Esta noite não dormi, porque o fogo andava muito perto de Canas. As pessoas em geral estiveram alerta, cada uma a tentar ajudar à sua maneira.
Hoje, também não consigo estar descansado. Ando a descarregar uvas na zona de Mangualde e vejo tudo a arder aqui à volta. As coisas continuam descontroladas, tenho de ficar de prevenção. Um pequeno foco pode tornar-se um fogo grande.
Em 2017, fomos todos apanhados de surpresa. Nesse ano, Beijós, que é a minha aldeia natal, foi muito atingida pelo grande incêndio e é por isso que digo que não devíamos ter de passar por tudo isto outra vez.
Nessa altura, já tinha um trator com uma cisterna de sete mil litros, equipado com um canhão de longo alcance que manda a água para longe, a uns 40 metros. Utilizamo-lo na parte agrícola, para regar quando não há água no terreno, e é uma grande vantagem se os incêndios andam muito fortes em cima.
Ontem à tarde, deviam ser umas 3h quando um amigo me chamou para ajudar em Vale de Madeiros, uma pequena aldeia da freguesia de Canas. Como estamos no tempo das vindimas, ando com muito trabalho, mas sempre alerta e pronto a ajudar. “Tens de cá vir porque vai haver tragédia!”, disse-me, e eu larguei tudo.

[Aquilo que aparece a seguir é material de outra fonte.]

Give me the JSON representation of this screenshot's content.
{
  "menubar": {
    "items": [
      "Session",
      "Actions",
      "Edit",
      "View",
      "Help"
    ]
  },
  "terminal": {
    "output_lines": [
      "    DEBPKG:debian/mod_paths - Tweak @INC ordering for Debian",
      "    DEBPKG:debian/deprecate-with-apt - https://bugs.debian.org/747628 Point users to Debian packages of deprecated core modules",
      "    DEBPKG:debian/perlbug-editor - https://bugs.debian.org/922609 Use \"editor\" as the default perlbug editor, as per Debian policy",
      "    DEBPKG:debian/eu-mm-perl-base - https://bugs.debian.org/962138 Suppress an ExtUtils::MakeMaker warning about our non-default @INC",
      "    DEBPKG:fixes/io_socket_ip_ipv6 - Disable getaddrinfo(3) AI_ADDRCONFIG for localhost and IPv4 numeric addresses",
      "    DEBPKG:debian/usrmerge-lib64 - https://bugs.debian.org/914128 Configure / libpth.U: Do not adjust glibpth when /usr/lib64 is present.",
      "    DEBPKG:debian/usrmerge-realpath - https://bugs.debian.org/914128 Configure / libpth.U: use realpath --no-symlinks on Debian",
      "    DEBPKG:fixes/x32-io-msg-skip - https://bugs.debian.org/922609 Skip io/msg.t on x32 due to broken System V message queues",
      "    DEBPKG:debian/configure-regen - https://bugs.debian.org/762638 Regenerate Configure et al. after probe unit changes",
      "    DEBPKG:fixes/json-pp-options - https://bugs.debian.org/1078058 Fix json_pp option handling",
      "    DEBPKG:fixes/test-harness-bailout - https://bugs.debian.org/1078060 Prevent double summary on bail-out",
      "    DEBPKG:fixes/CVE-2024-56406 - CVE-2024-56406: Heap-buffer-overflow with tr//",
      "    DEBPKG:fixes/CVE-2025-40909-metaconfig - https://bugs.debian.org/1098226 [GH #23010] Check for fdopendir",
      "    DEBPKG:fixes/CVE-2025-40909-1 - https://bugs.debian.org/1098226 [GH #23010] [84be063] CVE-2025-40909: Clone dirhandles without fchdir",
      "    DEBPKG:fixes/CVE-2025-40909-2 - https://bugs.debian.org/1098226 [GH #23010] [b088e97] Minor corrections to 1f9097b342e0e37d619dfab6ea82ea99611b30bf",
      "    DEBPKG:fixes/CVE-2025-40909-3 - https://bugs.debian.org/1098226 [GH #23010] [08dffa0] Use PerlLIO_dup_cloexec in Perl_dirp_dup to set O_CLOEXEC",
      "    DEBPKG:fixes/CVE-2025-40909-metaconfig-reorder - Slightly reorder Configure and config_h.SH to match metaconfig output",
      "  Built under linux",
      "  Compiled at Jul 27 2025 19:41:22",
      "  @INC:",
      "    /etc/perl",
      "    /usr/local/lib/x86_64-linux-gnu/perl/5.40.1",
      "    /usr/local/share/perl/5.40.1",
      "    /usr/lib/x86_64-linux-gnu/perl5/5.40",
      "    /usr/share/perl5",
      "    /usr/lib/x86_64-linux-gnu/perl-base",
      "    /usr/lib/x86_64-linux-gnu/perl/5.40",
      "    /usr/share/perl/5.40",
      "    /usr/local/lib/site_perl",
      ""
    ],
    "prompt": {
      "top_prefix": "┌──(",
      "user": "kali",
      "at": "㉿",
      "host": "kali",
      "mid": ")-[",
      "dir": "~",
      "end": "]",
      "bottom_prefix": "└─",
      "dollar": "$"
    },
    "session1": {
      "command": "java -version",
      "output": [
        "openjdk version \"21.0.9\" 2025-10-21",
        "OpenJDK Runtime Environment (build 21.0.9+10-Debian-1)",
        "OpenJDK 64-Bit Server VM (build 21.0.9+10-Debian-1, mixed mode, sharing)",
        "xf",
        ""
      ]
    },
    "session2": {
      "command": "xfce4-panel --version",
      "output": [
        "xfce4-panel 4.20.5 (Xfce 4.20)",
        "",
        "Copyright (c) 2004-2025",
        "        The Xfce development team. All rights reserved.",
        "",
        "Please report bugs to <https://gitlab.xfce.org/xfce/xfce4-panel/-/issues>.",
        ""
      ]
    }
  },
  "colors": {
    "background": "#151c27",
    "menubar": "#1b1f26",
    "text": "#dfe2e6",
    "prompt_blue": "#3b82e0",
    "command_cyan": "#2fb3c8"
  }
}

Cheguei lá, o céu estava completamente tapado por causa do fumo e as pessoas de mãos na cabeça. O fogo já batia na parede de uma das casas e, como havia outra mesmo ao lado, aquilo de certeza que ia seguido.
As labaredas eram enormes, porque havia muito feno. Consegui abafar as chamas, mas tive de despejar e encher a cisterna várias vezes. Ela enche em três ou quatro minutos, só perdi o tempo da ida e volta à minha quinta, onde tenho uma lagoa grande.
Depois de 2017, tentei voltar a ajudar, em pequenos fogos, e os bombeiros não me deixaram. Ontem, era a própria GNR que arredava os outros carros para eu passar mais depressa.
Os bombeiros agora, por sistema, tiram toda a gente do local. Nuns casos, percebo, mas noutros até uma simples pá faz jeito. O problema é que os bombeiros andam à deriva. Não gosto de dizer mal, mas essa é a verdade.
Há sete anos, foi o meu irmão quem me chamou a Beijós, desesperado. No momento em que alguém deu pelo fogo, já ele andava no meio da aldeia, que fica num buraco.
Quando desci para a aldeia eram 2h da manhã, só se via lume, estava tudo cor de laranja. Em frações de segundo, ficávamos rodeados pelo fogo, porque o vento vinha de todos os lados.
A noite torna as coisas mais perigosas e impressionantes. Havia gente a gritar, a chamar, a pedir ajuda… Um incêndio numa floresta é sempre mau, mas é deixar arder. Numa aldeia, temos de salvaguardar as casas, as pessoas, os animais.
Não foi fácil, porque não havia onde abastecer a cisterna e tive de usar a água aos poucos. Se nada falhar, como o canhão é rotativo, consigo controlar o fogo à minha volta, mas de repente desatava tudo a arder ao pé de mim.
Medo não sinto, mas tenho receio do que possa acontecer, porque em 2017 morreu muita gente. Aprendemos com os erros e também já estou com 45 anos… Agora, só vou ajudar se vir que consigo fazê-lo em segurança. O trator é grande, não posso meter-me em becos.
O que mais me custa é saber que, desde 2017, não foi feito nada para prevenir estas situações. Lembro-me de dizer: “Daqui por uns anos, isto ainda vai estar pior.” E está. A floresta continua ao abandono, basta haver vento e o fogo avança sem controlo.